Chapter 12 Use-Cases for NLP

Author: Matthias Aßenmacher

Since it is all fine and good to know the theory and how everything’s working on the inside, we thought that this booklet could also benefit from showcasing some exemplary use case(s). Initially we had planned to include two chapters on different use cases, but during the course a student assigned to one of these chapters dropped out of the course. So we were left with only one (but highly motivated) student willing to pursue this issue.

The following chapter will contain a use case on Natural Language Generation (NLG) which is a task that (oftentimes) strongly relies on an encoder-decoder style architecture. Recently, these types of models could benefit a lot from the use of Attention mechanisms (Bahdanau, Cho, and Bengio (2014)) and the proposal of the Transformer architecture (Vaswani et al. (2017)) presented in Chapter 8. Nevertheless the task of NLU requires more than just good architectures, it is also necessary to handle the output of these models in a suitable way in order to generate meaningful text.
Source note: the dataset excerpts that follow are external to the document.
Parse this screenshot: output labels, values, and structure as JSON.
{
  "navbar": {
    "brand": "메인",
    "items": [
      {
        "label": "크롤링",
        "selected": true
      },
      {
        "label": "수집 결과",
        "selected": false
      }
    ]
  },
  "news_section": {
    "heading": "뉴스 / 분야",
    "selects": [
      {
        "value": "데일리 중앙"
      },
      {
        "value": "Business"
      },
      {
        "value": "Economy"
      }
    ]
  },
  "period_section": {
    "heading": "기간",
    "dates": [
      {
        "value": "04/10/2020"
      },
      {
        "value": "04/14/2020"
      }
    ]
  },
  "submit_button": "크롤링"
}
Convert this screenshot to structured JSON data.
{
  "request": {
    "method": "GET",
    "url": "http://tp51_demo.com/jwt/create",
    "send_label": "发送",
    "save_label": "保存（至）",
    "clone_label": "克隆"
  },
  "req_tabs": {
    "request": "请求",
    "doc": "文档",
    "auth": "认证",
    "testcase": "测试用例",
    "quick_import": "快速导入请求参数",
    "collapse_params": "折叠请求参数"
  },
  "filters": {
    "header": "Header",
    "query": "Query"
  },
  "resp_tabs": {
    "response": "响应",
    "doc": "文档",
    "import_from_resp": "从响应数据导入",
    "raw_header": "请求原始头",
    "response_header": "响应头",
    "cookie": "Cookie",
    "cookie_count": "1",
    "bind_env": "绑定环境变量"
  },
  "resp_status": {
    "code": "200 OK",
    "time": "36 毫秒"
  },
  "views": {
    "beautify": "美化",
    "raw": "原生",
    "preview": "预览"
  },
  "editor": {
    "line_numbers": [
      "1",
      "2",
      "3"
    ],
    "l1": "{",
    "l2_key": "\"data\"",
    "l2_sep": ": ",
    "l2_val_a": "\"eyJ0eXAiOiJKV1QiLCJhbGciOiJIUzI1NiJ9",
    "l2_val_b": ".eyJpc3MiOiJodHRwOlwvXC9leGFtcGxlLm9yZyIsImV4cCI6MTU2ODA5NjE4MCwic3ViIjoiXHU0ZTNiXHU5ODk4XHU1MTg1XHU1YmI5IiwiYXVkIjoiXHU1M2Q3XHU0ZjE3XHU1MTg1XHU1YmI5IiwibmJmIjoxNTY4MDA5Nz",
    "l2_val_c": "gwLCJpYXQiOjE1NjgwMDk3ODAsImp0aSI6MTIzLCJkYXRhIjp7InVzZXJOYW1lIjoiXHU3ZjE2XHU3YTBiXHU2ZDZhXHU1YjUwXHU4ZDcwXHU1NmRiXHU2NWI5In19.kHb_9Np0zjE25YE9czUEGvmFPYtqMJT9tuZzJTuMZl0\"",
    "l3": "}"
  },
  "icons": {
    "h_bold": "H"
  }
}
So without further ado: The following chapter will showcase the challenges of NLU by touching upon the the tow topic Chatbots and Image Captioning, where the latter represents a hybrid task of Computer Vision and NLP.

References

Bahdanau, Dzmitry, Kyunghyun Cho, and Yoshua Bengio. 2014. “Neural Machine Translation by Jointly Learning to Align and Translate.” arXiv Preprint arXiv:1409.0473.

Vaswani, Ashish, Noam Shazeer, Niki Parmar, Jakob Uszkoreit, Llion Jones, Aidan N Gomez, Łukasz Kaiser, and Illia Polosukhin. 2017. “Attention Is All You Need.” In Advances in Neural Information Processing Systems, 5998–6008.